A Data-driven Typology of Vision Models from Integrated Representational Metrics

Large vision models differ widely in architecture and training paradigm, yet we lack principled methods to determine which aspects of their representations are shared across families and which reflect distinctive computational strategies. We leverage a suite of representational similarity metrics, each capturing a different facet-geometry, unit tuning, or linear decodability-and assess family separability using multiple complementary measures. Metrics preserving geometry or tuning (e.g., RSA, Soft Matching) yield strong family discrimination, whereas flexible mappings such as Linear Predictivity show weaker separation. These findings indicate that geometry and tuning carry family-specific signatures, while linearly decodable information is more broadly shared. To integrate these complementary facets, we adapt Similarity Network Fusion (SNF), a method inspired by multi-omics integration. SNF achieves substantially sharper family separation than any individual metric and produces robust composite signatures.

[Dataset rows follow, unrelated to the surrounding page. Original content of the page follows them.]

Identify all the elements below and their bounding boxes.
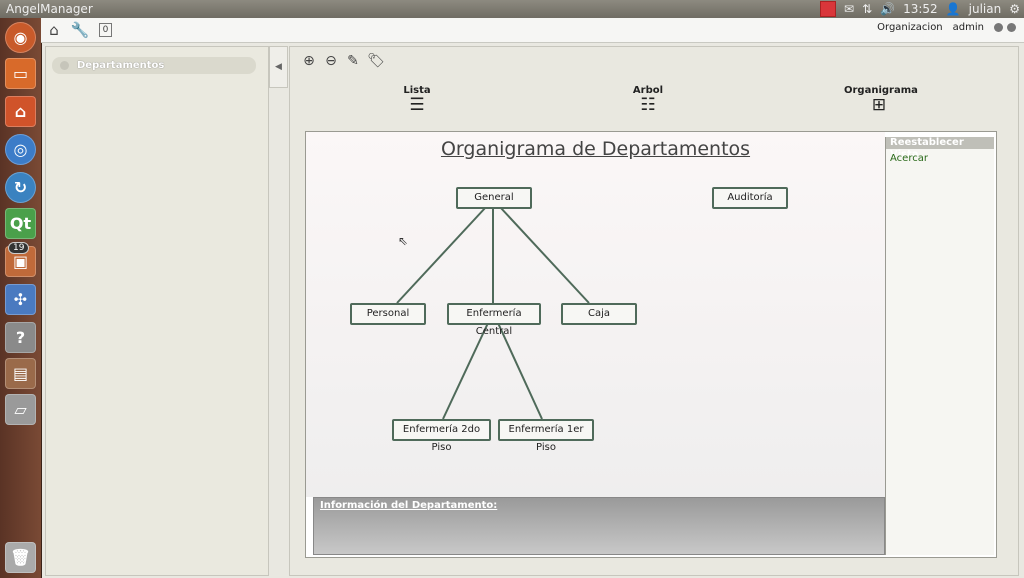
sidebar-item-departamentos[interactable]: Departamentos [52, 57, 256, 74]
list-icon: ☰ [409, 95, 425, 115]
edge-general-caja [499, 206, 590, 304]
clock[interactable]: 13:52 [903, 0, 938, 18]
system-tray: ✉ ⇅ 🔊 13:52 👤 julian ⚙ [820, 0, 1020, 18]
add-icon[interactable]: ⊕ [301, 53, 317, 69]
qt-creator-icon[interactable]: Qt [5, 208, 36, 239]
chromium-browser-icon[interactable]: ◎ [5, 134, 36, 165]
trash-icon[interactable]: 🗑 [5, 542, 36, 573]
org-chart-frame: Organigrama de Departamentos General Aud… [305, 131, 997, 558]
org-chart-title: Organigrama de Departamentos [440, 138, 751, 160]
department-info-title: Información del Departamento: [320, 500, 498, 511]
node-enfermeria-1er-piso[interactable]: Enfermería 1er Piso [498, 419, 594, 453]
left-panel: Departamentos [45, 46, 269, 576]
app-toolbar: ⌂ 🔧 0 Organizacion admin [41, 18, 1024, 43]
volume-icon[interactable]: 🔊 [880, 0, 895, 18]
bullet-icon [60, 61, 69, 70]
department-info-panel: Información del Departamento: [313, 497, 885, 555]
text-field-icon[interactable]: 0 [99, 23, 112, 37]
terminal-icon[interactable]: ▤ [5, 358, 36, 389]
organization-label[interactable]: Organizacion [877, 22, 943, 33]
network-icon[interactable]: ⇅ [862, 0, 872, 18]
sidebar-item-label: Departamentos [77, 60, 165, 71]
drive-icon[interactable]: ▱ [5, 394, 36, 425]
gear-icon[interactable]: ⚙ [1009, 0, 1020, 18]
admin-label[interactable]: admin [953, 22, 984, 33]
remove-icon[interactable]: ⊖ [323, 53, 339, 69]
node-enfermeria-2do-piso[interactable]: Enfermería 2do Piso [392, 419, 491, 453]
update-icon[interactable]: ↻ [5, 172, 36, 203]
close-icon[interactable] [1007, 23, 1016, 32]
wrench-icon[interactable]: 🔧 [69, 21, 91, 39]
notification-icon[interactable] [820, 1, 837, 17]
tree-icon: ☷ [640, 95, 656, 115]
user-icon[interactable]: 👤 [946, 0, 961, 18]
software-center-icon[interactable]: ⌂ [5, 96, 36, 127]
tab-arbol[interactable]: Arbol ☷ [632, 85, 664, 114]
org-chart-canvas[interactable]: Organigrama de Departamentos General Aud… [306, 132, 885, 497]
launcher-badge: 19 [8, 242, 30, 254]
node-auditoria[interactable]: Auditoría [712, 187, 788, 209]
package-icon[interactable]: 19 ▣ [5, 242, 36, 277]
files-folder-icon[interactable]: ▭ [5, 58, 36, 89]
node-caja[interactable]: Caja [561, 303, 637, 325]
user-name[interactable]: julian [969, 0, 1002, 18]
tag-icon[interactable]: 🏷 [367, 53, 385, 69]
node-personal[interactable]: Personal [350, 303, 426, 325]
mail-icon[interactable]: ✉ [844, 0, 854, 18]
network-tool-icon[interactable]: ✣ [5, 284, 36, 315]
edit-icon[interactable]: ✎ [345, 53, 361, 69]
home-icon[interactable]: ⌂ [45, 21, 63, 39]
reset-view-button[interactable]: Reestablecer Vista [886, 137, 994, 160]
node-general[interactable]: General [456, 187, 532, 209]
launcher: ◉ ▭ ⌂ ◎ ↻ Qt 19 ▣ ✣ ? ▤ ▱ 🗑 [0, 18, 42, 578]
minimize-icon[interactable] [994, 23, 1003, 32]
window-title: AngelManager [6, 2, 93, 16]
collapse-panel-button[interactable]: ◀ [269, 46, 288, 88]
node-enfermeria-central[interactable]: Enfermería Central [447, 303, 541, 337]
tab-organigrama[interactable]: Organigrama ⊞ [844, 85, 918, 115]
tab-lista[interactable]: Lista ☰ [402, 85, 432, 114]
org-chart-icon: ⊞ [871, 95, 887, 115]
main-area: ⊕ ⊖ ✎ 🏷 Lista ☰ Arbol ☷ Organigrama ⊞ Or… [289, 46, 1019, 576]
dash-home-icon[interactable]: ◉ [5, 22, 36, 53]
chevron-left-icon: ◀ [275, 62, 282, 72]
mouse-cursor-icon: ⇖ [398, 234, 409, 248]
view-side-panel: Reestablecer Vista Acercar [885, 137, 994, 555]
system-top-bar: AngelManager ✉ ⇅ 🔊 13:52 👤 julian ⚙ [0, 0, 1024, 18]
edge-general-personal [396, 206, 487, 304]
help-icon[interactable]: ? [5, 322, 36, 353]
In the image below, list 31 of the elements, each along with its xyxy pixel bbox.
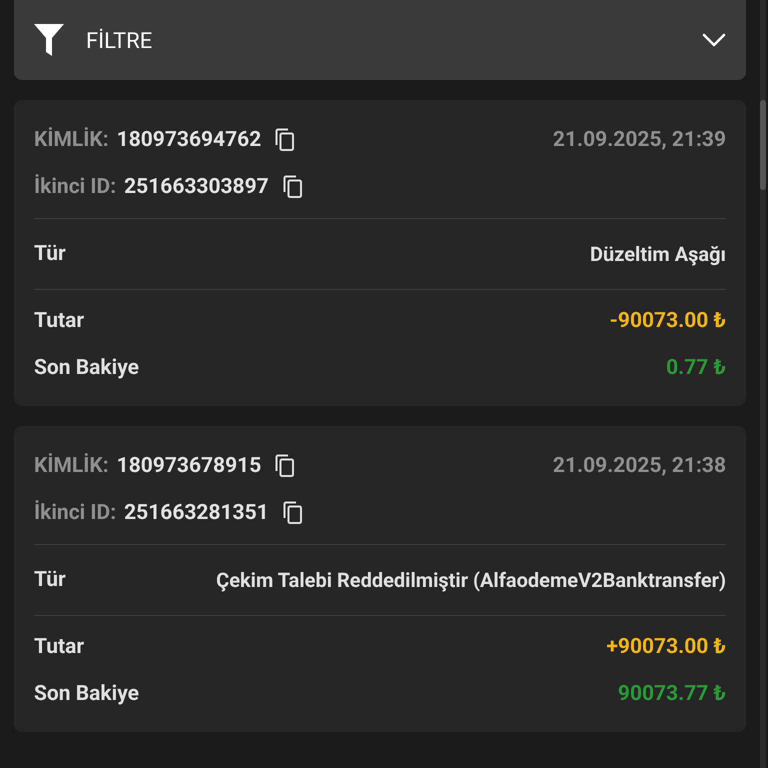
copy-icon[interactable] — [282, 175, 303, 199]
copy-icon[interactable] — [275, 454, 296, 478]
id-label: KİMLİK: — [34, 128, 109, 152]
balance-value: 90073.77 ₺ — [618, 682, 726, 706]
balance-value: 0.77 ₺ — [666, 356, 726, 380]
type-value: Düzeltim Aşağı — [590, 242, 726, 266]
scrollbar[interactable] — [760, 0, 766, 768]
transaction-date: 21.09.2025, 21:38 — [552, 454, 726, 478]
type-label: Tür — [34, 568, 66, 592]
chevron-icon[interactable] — [702, 33, 726, 47]
id-value: 180973678915 — [116, 454, 262, 478]
copy-icon[interactable] — [282, 501, 303, 525]
secondary-id-label: İkinci ID: — [34, 501, 116, 525]
amount-value: -90073.00 ₺ — [610, 309, 726, 333]
secondary-id-label: İkinci ID: — [34, 175, 116, 199]
filter-label: FİLTRE — [86, 28, 154, 54]
id-label: KİMLİK: — [34, 454, 109, 478]
amount-label: Tutar — [34, 309, 84, 333]
transaction-date: 21.09.2025, 21:39 — [552, 128, 726, 152]
filter-bar[interactable]: FİLTRE — [14, 0, 746, 80]
amount-label: Tutar — [34, 635, 84, 659]
filter-icon — [34, 24, 64, 56]
type-label: Tür — [34, 242, 66, 266]
type-value: Çekim Talebi Reddedilmiştir (AlfaodemeV2Banktransfer) — [216, 568, 726, 592]
id-value: 180973694762 — [116, 128, 262, 152]
amount-value: +90073.00 ₺ — [606, 635, 726, 659]
balance-label: Son Bakiye — [34, 682, 139, 706]
secondary-id-value: 251663281351 — [124, 501, 269, 525]
secondary-id-value: 251663303897 — [124, 175, 269, 199]
copy-icon[interactable] — [275, 128, 296, 152]
balance-label: Son Bakiye — [34, 356, 139, 380]
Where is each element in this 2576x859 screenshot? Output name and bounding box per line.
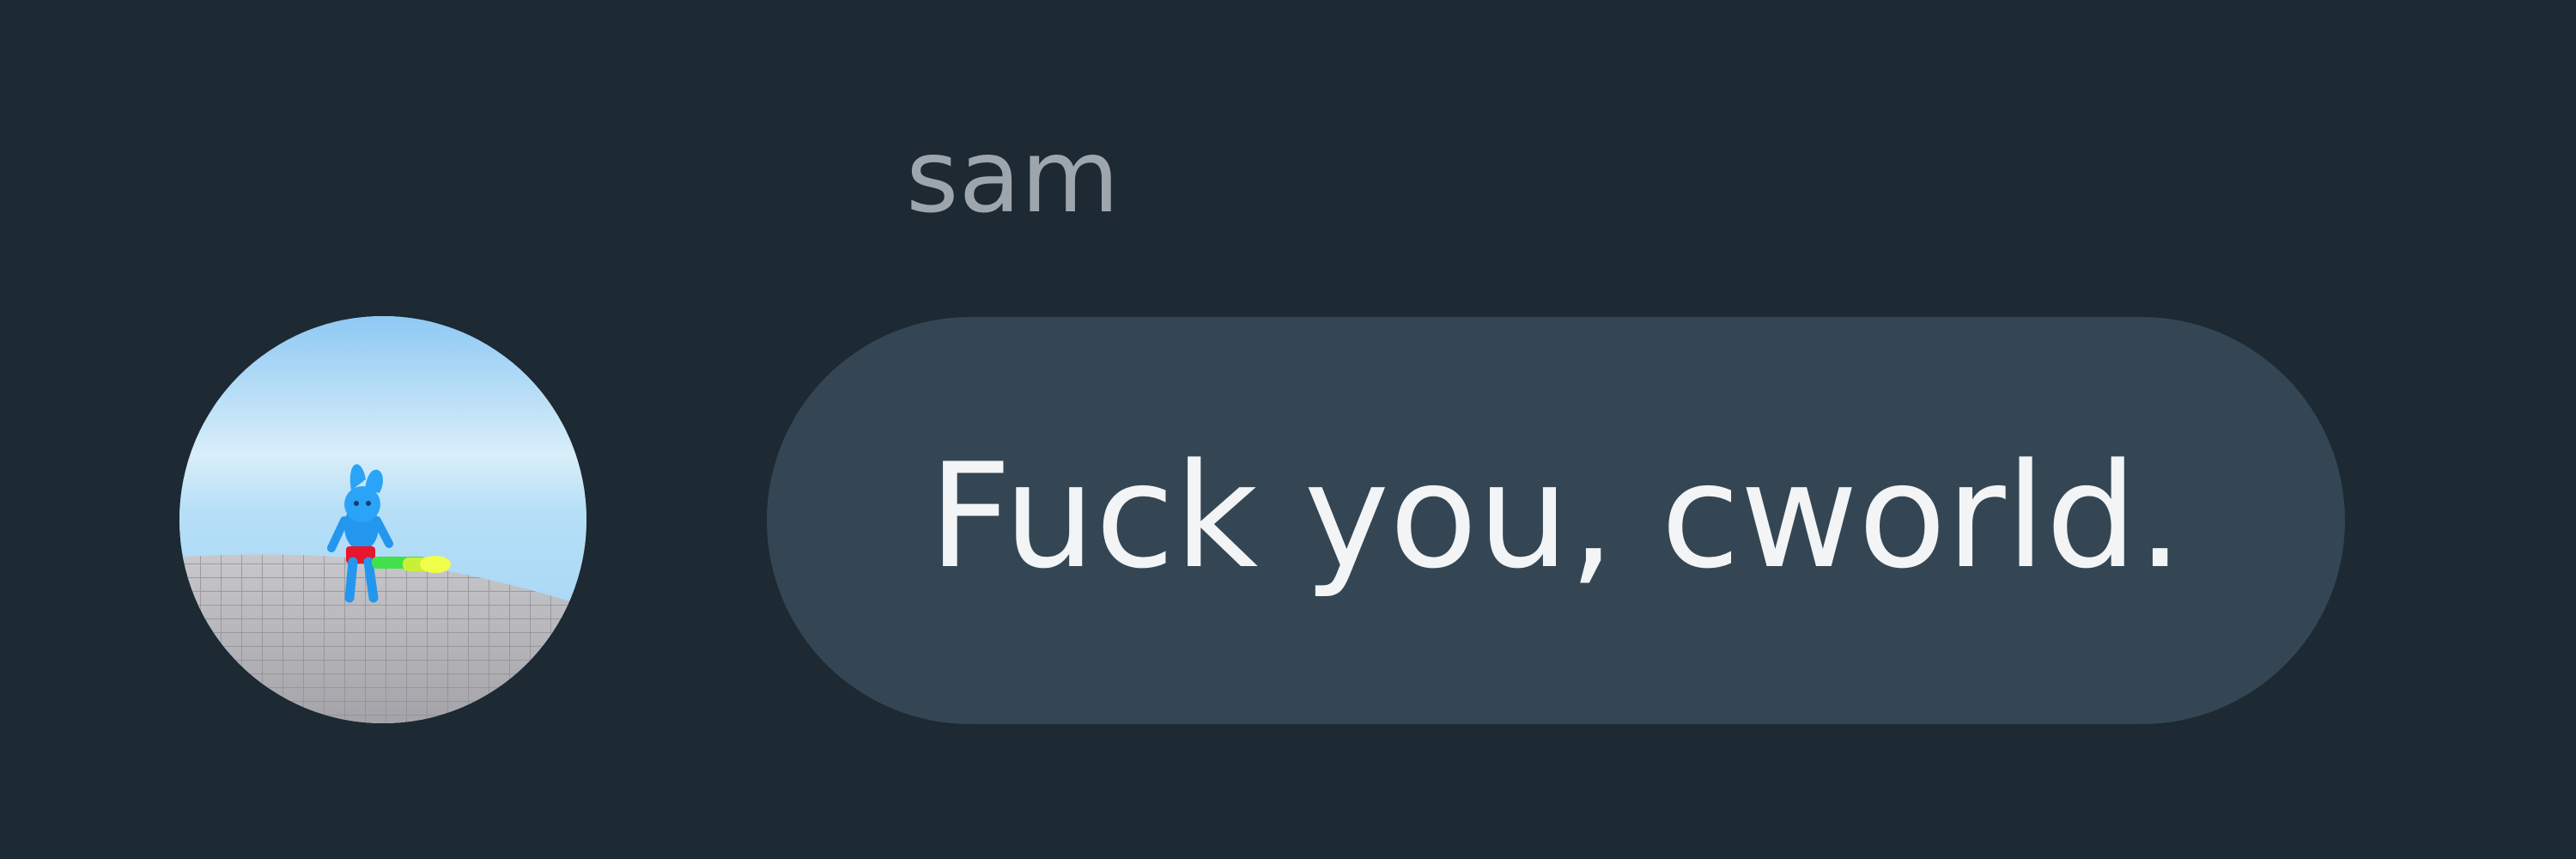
- message-text: Fuck you, cworld.: [928, 432, 2184, 600]
- message-bubble[interactable]: Fuck you, cworld.: [767, 317, 2345, 724]
- avatar[interactable]: [179, 316, 586, 723]
- avatar-image-icon: [179, 316, 586, 723]
- sender-name: sam: [906, 117, 1120, 235]
- chat-view: sam Fuck you, cworld.: [0, 0, 2576, 859]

Clustering of the fused similarity matrix recovers both expected and surprising patterns: supervised ResNets and ViTs form distinct clusters, yet all self-supervised models group together across architectural boundaries. Hybrid architectures (ConvNeXt, Swin) cluster with masked autoencoders, suggesting convergence between architectural modernization and reconstruction-based training. This biology-inspired framework provides a principled typology of vision models, showing that emergent computational strategies-shaped jointly by architecture and training objective-define representational structure beyond surface design categories.

翻译：大型视觉模型在架构和训练范式上差异显著，然而我们缺乏系统性的方法来判定其表征的哪些方面在不同模型族之间共享，哪些反映了独特的计算策略。我们利用一套表征相似性度量指标——每个指标捕捉几何结构、单元调谐或线性可解码性等不同维度——并通过多种互补性度量评估模型族的可分离性。保持几何或调谐特性的度量指标（如RSA、软匹配）能实现较强的族间区分，而线性可预测性等灵活映射方法则呈现较弱的分离效果。这些发现表明几何结构与调谐特性携带模型族特异性特征，而线性可解码信息则具有更广泛的共享性。为整合这些互补维度，我们借鉴多组学整合思想，采用相似性网络融合方法。该方法获得的族间分离度显著优于任何单一指标，并能生成稳健的复合特征。对融合相似度矩阵的聚类分析揭示了预期与非预期模式：监督式ResNet与ViT形成独立聚类，而所有自监督模型跨越架构边界聚集为同一簇。混合架构模型（ConvNeXt、Swin）与掩码自编码器聚为一类，表明架构现代化与基于重建的训练范式正在趋同。这套受生物学启发的框架为视觉模型提供了系统化的分类体系，证明由架构与训练目标共同塑造的涌现计算策略，能够定义超越表面设计类别的表征结构。